The other occasions when nothing prevented me from coming to England but enough energy to do it, were the same: a powerful inner voice said it was not yet the time. The time, finally, was in 1949, when England was at its dingiest, my personal fortunes at their lowest, and my morale at zero. I also had a small child.

I have it on the highest secular authority that this propensity of mine to do things the hard way amounts to nothing less than masochism, but a higher authority still, the voice of the myth itself, tells me that this is nonsense.

By the time I came, things had been satisfactorily arranged in such a way that the going would be as hard as possible.

For instance. The ships for years after the war were booked months in advance. Yet I know now — and it would have been obvious to anyone but me — that the simple process of bribing someone would have got me a passage on one of the big regular boats. Instead I decided on a much cheaper, but slower, Dutch boat for which I would have to wait in Cape Town. Of course, by the time I had hung about in Cape Town, and spent money for four weeks on that terrible slow boat, it would have been much cheaper to fly.

The moment of arriving in England, for the purposes of the myth, would be when I got to Cape Town. This is because the Cape is English, or, as the phrase goes, is pervaded by the remnants of the old English liberal spirit.

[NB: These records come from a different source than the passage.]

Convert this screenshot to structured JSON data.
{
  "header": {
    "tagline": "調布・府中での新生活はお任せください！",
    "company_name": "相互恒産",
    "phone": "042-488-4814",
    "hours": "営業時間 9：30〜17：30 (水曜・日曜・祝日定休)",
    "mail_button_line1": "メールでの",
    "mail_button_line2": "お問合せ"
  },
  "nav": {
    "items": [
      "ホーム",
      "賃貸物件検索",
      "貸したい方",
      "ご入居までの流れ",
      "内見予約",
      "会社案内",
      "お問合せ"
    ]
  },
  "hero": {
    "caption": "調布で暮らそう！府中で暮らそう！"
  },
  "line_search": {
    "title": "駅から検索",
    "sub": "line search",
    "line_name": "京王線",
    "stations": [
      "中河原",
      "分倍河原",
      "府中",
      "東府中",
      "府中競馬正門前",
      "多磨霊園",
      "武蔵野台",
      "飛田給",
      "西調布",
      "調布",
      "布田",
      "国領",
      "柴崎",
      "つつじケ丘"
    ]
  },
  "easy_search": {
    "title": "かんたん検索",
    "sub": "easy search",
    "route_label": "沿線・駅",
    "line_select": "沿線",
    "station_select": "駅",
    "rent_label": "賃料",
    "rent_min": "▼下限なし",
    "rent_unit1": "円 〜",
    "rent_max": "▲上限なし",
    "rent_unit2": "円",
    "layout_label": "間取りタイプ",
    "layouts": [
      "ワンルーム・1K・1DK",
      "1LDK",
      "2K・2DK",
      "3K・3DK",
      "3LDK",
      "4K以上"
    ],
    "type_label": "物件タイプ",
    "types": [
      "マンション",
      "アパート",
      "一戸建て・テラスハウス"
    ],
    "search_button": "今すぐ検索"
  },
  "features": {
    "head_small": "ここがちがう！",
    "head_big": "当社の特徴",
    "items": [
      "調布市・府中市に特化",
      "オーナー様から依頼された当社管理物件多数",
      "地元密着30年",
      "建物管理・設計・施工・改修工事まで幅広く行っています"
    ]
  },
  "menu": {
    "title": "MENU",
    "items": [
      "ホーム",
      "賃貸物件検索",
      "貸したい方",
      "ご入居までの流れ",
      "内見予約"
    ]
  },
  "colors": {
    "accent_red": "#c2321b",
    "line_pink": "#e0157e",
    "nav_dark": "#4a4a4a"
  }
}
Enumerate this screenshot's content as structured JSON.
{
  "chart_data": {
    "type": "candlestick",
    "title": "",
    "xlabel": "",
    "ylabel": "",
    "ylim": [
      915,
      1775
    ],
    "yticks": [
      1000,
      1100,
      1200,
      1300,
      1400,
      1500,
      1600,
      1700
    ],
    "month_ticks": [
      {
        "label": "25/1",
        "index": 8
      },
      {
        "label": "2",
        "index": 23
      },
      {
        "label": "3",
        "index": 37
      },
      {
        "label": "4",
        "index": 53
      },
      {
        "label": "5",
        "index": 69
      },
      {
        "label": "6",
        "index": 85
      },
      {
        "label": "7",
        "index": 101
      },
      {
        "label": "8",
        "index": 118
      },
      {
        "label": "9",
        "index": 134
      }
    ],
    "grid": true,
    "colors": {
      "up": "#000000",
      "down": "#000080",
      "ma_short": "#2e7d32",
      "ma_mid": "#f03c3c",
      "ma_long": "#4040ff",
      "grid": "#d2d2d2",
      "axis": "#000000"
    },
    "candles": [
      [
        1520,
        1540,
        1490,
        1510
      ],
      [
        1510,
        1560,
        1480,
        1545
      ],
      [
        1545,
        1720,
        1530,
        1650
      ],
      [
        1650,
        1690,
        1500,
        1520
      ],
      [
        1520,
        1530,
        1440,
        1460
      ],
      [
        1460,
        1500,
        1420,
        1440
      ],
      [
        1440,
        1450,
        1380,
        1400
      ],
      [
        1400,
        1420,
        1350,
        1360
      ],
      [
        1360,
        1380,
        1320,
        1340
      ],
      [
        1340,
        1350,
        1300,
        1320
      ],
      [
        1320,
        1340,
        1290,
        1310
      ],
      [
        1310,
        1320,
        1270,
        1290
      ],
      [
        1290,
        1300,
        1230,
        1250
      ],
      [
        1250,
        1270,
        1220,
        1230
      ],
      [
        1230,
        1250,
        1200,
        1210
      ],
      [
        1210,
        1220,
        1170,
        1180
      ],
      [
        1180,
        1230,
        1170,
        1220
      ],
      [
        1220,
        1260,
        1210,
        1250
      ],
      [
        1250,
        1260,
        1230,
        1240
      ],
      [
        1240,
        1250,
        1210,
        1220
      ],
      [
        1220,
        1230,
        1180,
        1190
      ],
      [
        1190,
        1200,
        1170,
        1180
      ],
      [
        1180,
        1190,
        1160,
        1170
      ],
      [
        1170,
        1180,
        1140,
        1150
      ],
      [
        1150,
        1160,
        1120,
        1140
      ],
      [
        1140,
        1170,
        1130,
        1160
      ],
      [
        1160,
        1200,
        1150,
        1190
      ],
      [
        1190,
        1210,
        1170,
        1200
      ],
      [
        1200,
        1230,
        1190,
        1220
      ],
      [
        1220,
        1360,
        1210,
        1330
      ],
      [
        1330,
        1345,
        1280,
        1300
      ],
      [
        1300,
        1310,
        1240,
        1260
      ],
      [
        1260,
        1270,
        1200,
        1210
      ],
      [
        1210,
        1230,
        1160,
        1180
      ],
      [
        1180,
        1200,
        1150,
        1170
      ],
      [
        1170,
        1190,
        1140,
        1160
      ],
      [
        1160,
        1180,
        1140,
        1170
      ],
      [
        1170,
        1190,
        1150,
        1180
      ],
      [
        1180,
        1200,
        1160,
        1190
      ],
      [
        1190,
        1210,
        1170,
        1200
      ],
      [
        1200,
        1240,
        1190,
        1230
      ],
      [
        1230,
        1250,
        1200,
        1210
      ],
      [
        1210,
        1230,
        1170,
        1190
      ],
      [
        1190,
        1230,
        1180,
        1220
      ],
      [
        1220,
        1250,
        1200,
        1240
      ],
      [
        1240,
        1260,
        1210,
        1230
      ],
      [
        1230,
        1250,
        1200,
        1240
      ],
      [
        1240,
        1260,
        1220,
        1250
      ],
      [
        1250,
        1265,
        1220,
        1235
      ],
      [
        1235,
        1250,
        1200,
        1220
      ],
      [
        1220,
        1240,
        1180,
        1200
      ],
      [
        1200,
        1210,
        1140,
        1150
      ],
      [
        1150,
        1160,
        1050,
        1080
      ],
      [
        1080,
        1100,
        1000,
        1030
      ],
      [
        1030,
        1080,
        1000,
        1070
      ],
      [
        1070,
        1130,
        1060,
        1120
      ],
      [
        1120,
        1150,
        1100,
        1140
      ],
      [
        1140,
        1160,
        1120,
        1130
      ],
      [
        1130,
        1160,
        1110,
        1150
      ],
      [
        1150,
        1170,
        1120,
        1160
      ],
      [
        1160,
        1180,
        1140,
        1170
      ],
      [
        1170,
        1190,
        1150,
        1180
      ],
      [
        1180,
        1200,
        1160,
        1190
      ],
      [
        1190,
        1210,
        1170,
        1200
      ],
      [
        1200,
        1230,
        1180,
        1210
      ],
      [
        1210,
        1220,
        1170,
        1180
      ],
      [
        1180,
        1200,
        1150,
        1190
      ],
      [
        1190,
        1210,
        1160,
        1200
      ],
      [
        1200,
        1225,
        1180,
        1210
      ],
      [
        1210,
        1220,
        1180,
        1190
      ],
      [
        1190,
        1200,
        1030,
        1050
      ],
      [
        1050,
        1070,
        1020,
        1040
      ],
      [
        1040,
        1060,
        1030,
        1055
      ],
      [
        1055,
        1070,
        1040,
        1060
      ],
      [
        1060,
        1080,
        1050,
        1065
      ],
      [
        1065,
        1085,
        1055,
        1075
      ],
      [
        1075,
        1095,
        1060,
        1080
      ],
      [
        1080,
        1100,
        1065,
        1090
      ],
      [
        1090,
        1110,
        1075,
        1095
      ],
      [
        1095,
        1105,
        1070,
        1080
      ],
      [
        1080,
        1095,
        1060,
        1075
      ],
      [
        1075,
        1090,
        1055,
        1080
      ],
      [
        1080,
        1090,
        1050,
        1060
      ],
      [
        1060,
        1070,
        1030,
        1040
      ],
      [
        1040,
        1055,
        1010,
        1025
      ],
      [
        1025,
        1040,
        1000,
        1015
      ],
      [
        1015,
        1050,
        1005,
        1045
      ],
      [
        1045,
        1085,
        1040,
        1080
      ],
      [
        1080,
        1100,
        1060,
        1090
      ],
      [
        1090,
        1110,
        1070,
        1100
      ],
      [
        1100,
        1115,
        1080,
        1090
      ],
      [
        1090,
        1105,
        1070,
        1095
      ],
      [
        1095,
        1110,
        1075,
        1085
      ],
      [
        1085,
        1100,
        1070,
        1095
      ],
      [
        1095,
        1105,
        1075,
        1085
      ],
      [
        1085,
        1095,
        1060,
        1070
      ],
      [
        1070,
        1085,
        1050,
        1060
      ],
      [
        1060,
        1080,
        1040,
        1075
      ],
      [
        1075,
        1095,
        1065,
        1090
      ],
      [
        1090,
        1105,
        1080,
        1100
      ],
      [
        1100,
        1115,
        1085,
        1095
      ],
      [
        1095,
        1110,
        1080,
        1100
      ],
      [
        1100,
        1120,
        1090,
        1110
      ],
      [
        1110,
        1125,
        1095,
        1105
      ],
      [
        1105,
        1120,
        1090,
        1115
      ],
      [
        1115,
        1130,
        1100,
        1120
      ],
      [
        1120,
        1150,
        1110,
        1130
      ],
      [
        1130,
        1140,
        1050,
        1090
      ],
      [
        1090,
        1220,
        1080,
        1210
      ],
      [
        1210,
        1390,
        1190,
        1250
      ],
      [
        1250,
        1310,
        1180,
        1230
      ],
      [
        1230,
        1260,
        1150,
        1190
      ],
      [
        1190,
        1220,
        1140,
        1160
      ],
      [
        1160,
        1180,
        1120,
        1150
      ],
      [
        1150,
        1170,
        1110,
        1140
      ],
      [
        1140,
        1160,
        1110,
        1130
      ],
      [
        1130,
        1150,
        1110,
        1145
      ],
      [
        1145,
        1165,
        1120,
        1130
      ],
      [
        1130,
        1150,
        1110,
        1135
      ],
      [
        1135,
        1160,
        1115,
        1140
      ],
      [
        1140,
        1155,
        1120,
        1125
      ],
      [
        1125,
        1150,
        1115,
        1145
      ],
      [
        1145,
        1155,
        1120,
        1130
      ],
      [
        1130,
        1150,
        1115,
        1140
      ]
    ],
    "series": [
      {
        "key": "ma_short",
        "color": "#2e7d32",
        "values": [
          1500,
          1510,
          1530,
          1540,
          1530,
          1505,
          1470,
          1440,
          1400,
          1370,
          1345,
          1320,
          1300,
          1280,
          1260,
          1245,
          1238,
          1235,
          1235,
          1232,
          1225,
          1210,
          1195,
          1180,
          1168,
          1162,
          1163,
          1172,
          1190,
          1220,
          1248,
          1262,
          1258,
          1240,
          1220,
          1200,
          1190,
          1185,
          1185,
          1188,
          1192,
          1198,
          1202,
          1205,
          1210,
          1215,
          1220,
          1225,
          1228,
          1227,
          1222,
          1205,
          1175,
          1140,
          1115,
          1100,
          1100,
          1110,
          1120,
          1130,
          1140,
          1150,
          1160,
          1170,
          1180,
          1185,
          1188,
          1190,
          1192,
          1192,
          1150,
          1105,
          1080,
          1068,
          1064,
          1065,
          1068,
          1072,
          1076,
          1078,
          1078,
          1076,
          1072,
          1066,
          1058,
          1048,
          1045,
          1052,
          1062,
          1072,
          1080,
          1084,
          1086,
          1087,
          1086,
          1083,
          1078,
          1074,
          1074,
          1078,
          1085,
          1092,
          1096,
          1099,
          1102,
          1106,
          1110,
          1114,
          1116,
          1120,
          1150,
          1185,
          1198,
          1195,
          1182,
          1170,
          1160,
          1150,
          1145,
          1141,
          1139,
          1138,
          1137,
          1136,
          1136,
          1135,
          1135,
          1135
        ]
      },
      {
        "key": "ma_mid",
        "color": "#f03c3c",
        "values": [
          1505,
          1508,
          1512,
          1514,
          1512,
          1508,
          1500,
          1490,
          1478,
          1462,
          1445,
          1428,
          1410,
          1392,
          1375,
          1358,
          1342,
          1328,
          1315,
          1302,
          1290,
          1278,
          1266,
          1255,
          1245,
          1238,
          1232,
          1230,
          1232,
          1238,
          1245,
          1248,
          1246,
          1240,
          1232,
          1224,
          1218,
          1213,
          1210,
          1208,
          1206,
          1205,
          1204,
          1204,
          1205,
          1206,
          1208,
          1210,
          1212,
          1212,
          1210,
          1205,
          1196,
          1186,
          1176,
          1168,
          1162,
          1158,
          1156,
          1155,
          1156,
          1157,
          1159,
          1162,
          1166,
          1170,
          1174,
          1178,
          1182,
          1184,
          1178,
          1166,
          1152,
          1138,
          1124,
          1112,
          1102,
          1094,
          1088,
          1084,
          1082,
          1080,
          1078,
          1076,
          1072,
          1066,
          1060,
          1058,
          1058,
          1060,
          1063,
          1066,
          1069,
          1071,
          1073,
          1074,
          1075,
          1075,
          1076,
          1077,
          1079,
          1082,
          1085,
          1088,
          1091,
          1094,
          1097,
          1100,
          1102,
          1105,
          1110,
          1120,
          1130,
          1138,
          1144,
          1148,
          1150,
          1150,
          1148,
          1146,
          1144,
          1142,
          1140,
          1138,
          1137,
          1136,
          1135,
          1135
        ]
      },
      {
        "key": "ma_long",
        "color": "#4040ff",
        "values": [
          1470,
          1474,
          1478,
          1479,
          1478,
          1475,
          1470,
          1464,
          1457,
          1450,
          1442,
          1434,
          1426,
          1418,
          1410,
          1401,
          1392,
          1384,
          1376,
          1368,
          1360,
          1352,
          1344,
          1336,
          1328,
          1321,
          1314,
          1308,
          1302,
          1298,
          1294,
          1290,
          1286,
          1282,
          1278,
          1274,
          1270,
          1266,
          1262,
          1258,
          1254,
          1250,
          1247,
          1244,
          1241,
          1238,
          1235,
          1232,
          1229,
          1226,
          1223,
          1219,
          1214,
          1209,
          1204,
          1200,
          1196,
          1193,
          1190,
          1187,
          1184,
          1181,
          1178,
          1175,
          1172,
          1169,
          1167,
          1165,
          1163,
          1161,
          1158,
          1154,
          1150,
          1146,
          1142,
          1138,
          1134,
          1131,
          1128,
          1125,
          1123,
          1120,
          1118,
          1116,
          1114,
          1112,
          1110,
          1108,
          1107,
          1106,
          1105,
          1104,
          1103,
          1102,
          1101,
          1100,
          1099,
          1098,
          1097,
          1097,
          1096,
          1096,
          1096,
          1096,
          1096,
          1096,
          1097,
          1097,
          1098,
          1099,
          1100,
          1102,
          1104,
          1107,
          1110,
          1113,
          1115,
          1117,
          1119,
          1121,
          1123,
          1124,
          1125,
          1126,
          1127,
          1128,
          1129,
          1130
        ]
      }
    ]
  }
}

It so happened that the first people I met in Cape Town were English. This was an immediately disturbing experience. They were a university professor and his wife, who had been, the last time I saw them, bastions of the local Communist Party. That had been eighteen months before. Now they had left the Communist Party. Things have now changed so that it is quite possible to leave the Communist Party and retain a sense of balance. In those days, one was either an eighteen-carat, solid, unshakable red, or, if an ex-red, violently, and in fact professionally anti-Communist, The point was, that this volte-face had taken place about six weeks before, and in a blinding moment of illumination at that, like on the road to Damascus. I went into their beautiful house, which was on one of the hills overlooking the bay, I was full of comradely emotions. The last time I had seen it, it was positively the area office for every kind of progressive activity. I was greeted with an unmistakable atmosphere of liberal detachment, and the words: ‘Of course we have left the Party and we are no longer prepared to be made use of.’ Now I was hoping I might be asked to stay a few days while looking for a room; in fact I had been invited to stay any time I liked. I became even more confused as the conversation proceeded, because it seemed that not only had they changed, I had, too. Whereas, previously, I had been fundamentally sound, with my heart in the right place, yet with an unfortunate tendency towards flippancy about serious matters which ought to be corrected, now I was a dogmatic red with a closed mind and a dangerous influence on the blacks who were ever prey to unscrupulous agitators. I was trying to discuss this last bit reasonably, when I was informed that Cape Town was overflowing, that no one but a lunatic would arrive without arranging accommodation, and there was no hope of my finding a room. My situation was, in short, admirably deplorable. While my son has always been the most delightful, amiable and easy-going person, yet, being two years old, he needed to sleep and eat. My total capital amounted to £47. I was informed that the prices for even bad accommodation were astronomical. They telephoned some boarding houses which turned out, much to their satisfaction, to be full. They then summoned a taxi. On my suggestion.

The taxi-driver was an Afrikaner and he had an aunt who ran a boarding house. He instantly took me there, refused payment for the trip, arranged matters with his aunt, carried in my luggage — which was extensive, because I had not yet learned how to travel — taught my son some elementary phrases in Afrikaans, gave me a lot of good advice, and said he would come back to see how I was getting on. He was a man of about sixty, who said he had forty-four grandchildren, but had it in his heart to consider my son the forty-fifth. He was a Nationalist, it was not the first time I had been made to reflect on that sad political commonplace that one’s enemies are so often much nicer than one’s friends.